From the Associated Press:
Tab Hunter, the blond actor and singer who was a heartthrob for millions of teenagers in the 1950s with such films as “Battle Cry” and “Damn Yankees!” and received new attention decades later when he revealed that he was gay, has died. He was 86.
Producer and spouse Allan Glaser said Hunter died Sunday of a blood clot in his leg that caused cardiac arrest. Glaser called the death “sudden and unexpected.”
Hunter was a star for several years. In addition to his hit movies, his recording of “Young Love” topped the Billboard pop chart in 1957.
Current Hollywood stars such as Zachary Quinto paid tribute to Hunter on Instagram.
Tab Hunter was born Arthur Andrew Kelm in New York City in 1931. When Hunter was two years old his father left the family and Hunter then took his mother’s name, Gelien. Hunter’s family moved west when he was a child, and he spent most of his childhood growing up in San Francisco and Long Beach, CA. At 15 Hunter lied about his age and joined the Coast Guard.
However, since he’d seen a Broadway play while he still lived in New York, acting was his interest, which brought him, eventually, to Los Angeles.
According to Hunter, his famous screen name was given to him because the legendary talent agent Henry Willson, who’d also created the screen names for Rock Hudson and Rory Calhoun, didn’t think “Arthur Gelien” was a star’s name.
The legend goes that Willson said to the young man: “We’ve got to find something to tab you with. Do you have any hobbies?” His client answered, “I ride horses. Hunters.” Agent: “That’s it! We’ll call you Tab Hunter.”

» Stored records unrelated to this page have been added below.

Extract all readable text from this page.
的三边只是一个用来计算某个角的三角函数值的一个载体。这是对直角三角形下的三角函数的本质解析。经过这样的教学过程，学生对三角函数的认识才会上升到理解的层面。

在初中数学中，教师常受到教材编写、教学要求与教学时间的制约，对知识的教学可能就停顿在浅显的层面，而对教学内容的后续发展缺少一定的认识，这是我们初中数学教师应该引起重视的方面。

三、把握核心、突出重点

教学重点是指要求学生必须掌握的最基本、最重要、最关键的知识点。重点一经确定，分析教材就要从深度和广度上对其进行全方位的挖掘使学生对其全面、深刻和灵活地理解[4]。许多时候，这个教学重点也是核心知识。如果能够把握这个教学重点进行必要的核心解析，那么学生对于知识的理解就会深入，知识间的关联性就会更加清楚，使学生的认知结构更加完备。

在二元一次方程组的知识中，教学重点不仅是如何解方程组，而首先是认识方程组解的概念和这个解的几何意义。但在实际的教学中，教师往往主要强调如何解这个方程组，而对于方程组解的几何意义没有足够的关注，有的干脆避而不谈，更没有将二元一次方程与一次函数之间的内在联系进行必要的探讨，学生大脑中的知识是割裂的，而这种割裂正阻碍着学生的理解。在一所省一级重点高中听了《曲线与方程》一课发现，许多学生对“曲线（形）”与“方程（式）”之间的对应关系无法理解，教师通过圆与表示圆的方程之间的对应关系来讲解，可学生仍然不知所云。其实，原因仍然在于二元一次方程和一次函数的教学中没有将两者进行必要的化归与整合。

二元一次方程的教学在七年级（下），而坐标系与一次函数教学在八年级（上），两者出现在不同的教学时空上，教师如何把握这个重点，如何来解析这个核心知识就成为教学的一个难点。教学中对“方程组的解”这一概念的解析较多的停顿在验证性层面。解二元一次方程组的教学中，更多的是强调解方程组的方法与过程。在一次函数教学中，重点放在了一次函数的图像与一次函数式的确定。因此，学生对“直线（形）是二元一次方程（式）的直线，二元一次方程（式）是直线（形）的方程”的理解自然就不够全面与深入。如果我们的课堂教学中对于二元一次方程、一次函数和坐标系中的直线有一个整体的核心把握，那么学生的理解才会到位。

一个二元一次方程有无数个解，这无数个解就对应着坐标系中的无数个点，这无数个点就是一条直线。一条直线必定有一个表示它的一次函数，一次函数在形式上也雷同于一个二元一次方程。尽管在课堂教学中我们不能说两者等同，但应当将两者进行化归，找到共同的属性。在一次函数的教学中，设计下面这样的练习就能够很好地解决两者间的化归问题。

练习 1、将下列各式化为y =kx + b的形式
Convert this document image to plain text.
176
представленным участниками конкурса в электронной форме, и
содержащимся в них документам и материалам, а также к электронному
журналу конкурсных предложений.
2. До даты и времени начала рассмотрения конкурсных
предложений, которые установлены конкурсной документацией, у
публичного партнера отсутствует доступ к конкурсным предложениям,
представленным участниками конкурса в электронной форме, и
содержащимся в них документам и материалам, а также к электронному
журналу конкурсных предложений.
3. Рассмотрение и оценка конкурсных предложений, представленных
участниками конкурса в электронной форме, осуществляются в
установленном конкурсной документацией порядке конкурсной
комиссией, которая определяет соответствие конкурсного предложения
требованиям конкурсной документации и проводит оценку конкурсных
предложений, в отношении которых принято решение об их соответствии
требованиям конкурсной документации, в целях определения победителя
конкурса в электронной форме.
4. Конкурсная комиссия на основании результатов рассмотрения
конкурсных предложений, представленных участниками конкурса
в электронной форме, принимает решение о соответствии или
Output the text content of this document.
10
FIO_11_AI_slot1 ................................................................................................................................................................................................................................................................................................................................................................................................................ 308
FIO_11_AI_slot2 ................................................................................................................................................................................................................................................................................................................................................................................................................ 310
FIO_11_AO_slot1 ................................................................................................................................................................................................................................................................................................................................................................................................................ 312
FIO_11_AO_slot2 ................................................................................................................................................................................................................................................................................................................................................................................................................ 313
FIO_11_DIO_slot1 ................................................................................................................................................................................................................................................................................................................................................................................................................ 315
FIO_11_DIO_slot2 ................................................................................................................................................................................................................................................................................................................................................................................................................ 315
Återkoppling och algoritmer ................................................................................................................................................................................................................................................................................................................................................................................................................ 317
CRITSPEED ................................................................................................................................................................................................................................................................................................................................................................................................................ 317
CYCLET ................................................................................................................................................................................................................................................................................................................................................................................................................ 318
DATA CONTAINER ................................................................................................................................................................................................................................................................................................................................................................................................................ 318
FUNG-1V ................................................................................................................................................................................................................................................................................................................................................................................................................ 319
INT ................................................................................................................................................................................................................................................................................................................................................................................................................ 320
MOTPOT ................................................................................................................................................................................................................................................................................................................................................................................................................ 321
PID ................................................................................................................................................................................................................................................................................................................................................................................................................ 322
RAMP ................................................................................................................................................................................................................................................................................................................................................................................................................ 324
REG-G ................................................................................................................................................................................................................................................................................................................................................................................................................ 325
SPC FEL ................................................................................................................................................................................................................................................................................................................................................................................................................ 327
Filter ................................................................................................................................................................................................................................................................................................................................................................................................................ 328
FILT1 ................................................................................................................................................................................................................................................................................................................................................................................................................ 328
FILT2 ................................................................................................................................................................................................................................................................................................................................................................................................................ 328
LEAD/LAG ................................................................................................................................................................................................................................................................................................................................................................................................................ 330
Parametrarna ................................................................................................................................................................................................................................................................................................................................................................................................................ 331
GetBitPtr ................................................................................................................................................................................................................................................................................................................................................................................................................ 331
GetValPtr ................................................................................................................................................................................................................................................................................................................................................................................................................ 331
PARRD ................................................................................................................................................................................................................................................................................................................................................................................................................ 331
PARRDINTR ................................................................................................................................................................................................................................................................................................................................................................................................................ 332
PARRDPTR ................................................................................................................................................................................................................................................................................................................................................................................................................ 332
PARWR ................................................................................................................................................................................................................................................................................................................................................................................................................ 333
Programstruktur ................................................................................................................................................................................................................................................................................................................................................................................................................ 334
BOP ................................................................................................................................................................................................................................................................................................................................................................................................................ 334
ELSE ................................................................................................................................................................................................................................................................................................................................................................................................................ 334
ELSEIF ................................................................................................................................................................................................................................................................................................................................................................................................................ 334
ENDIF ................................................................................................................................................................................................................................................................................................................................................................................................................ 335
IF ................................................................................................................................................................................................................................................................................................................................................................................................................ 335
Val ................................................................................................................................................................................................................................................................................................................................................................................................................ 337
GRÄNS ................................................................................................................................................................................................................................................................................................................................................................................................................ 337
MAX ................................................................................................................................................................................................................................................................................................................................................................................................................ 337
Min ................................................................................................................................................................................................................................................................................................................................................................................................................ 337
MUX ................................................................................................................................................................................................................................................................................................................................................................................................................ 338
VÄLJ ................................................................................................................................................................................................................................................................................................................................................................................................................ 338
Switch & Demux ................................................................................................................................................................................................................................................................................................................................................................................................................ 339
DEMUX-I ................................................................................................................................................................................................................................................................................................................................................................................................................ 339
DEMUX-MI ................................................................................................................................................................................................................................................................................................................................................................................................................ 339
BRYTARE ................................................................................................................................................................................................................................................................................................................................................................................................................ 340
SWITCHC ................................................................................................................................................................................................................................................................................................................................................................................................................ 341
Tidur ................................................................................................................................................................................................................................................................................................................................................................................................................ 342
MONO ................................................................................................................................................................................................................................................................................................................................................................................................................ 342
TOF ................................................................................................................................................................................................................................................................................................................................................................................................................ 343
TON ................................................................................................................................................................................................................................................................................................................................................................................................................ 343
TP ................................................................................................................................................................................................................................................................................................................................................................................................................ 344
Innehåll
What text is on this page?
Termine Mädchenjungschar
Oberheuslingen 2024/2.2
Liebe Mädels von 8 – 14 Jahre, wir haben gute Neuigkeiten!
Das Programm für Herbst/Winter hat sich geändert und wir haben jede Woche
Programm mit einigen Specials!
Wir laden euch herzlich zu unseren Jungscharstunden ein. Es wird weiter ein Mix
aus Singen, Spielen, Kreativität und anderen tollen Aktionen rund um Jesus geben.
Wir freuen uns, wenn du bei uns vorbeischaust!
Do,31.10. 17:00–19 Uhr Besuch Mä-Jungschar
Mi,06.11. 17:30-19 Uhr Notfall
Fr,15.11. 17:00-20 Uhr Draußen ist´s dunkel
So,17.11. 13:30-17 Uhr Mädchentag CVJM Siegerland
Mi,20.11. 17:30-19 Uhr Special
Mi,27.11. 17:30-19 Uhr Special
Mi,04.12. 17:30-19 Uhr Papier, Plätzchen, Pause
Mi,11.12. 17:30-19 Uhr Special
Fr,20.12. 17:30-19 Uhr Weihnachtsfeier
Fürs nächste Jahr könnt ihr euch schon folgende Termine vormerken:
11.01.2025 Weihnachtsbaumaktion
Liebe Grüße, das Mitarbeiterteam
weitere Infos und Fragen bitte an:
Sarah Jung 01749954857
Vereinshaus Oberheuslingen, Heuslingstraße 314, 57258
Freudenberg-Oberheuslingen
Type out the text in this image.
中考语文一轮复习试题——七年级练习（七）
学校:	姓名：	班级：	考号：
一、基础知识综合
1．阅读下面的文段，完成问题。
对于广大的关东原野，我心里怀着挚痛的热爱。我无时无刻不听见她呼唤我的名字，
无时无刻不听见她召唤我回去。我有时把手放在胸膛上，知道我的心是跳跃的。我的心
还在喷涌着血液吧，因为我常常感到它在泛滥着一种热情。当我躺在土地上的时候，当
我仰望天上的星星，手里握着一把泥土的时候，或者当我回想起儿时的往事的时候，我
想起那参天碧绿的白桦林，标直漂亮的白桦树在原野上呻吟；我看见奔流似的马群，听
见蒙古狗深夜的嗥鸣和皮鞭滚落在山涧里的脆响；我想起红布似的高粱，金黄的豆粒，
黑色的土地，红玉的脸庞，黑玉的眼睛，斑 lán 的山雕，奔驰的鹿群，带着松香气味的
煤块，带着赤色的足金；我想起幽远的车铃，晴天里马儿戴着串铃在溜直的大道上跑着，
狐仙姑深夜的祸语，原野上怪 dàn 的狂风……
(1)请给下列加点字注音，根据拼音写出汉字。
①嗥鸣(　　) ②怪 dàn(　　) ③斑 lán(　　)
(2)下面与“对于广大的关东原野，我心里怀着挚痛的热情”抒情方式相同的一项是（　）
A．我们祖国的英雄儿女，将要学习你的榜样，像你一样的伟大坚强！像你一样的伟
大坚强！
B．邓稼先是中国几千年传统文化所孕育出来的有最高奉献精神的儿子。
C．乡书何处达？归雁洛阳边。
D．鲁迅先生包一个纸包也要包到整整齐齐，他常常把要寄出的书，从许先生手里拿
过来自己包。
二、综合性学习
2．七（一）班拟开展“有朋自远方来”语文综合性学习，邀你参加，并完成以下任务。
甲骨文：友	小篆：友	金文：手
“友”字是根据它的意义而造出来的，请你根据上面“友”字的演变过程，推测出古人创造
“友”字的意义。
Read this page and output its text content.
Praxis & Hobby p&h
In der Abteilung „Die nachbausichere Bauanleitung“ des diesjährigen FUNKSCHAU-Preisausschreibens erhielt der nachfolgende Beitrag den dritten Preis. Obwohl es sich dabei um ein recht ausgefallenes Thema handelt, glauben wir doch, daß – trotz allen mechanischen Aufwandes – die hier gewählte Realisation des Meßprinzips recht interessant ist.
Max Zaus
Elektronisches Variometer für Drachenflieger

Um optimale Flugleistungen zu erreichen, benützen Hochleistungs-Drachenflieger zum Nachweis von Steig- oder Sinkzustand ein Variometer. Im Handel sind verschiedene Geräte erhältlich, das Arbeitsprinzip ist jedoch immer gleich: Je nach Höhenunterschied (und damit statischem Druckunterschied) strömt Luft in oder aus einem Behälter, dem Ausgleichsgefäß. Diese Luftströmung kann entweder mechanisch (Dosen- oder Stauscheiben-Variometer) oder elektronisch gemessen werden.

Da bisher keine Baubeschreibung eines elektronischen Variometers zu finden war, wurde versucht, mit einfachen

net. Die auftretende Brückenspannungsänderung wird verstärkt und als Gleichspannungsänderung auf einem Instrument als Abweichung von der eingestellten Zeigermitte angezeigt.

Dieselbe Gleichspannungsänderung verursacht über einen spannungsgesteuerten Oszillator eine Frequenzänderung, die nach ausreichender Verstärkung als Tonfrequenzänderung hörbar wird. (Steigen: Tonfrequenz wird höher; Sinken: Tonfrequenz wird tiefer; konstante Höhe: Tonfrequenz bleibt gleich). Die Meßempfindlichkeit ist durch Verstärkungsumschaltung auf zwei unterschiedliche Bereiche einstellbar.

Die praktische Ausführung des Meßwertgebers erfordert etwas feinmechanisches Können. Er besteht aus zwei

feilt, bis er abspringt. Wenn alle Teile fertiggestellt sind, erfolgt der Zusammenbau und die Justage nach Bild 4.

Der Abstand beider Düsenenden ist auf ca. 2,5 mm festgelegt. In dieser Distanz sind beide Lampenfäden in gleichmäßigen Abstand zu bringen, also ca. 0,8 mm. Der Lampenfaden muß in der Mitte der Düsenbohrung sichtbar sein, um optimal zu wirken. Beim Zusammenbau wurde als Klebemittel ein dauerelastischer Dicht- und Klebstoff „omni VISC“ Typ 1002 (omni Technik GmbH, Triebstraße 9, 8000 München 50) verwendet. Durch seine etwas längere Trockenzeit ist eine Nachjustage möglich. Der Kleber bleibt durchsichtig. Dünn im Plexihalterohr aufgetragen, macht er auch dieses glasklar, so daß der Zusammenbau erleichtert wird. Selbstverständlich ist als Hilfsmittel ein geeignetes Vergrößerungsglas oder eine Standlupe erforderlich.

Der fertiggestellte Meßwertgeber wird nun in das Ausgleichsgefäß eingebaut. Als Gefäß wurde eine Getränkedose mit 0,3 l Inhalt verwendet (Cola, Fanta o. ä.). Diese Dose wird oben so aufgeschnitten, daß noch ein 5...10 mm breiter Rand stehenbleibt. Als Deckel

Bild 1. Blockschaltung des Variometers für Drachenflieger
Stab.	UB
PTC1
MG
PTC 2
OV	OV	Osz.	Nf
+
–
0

After gaining recognitions from small roles Hunter was signed to a contract by Warner Bros. and his star began to rise. He starred in films like Operation Bikini, The Burning Hills, Lafayette Escadrille, They Came to Cordura, The Lawless, Ride the Wild Surf, and Battle Cry. However, after appearing in big films with stars like Natalie Wood and Rita Hayworth, Hunter’s career began to slide. He had a short lived television show, “The Tab Hunter Show,” before appearing in B-movies and kids films.
In his later years Hunter appeared in the John Waters film Polyester, Lust in the Dust, Grease 2, and wrote his 2005 memoir “Tab Hunter Confidential: The Making of a Movie Star,” in which he recounted the stress of being gay and in the closet in 1950s Hollywood. He spent the last years of his life living with his husband, Allan Glaser, in Montecito, California.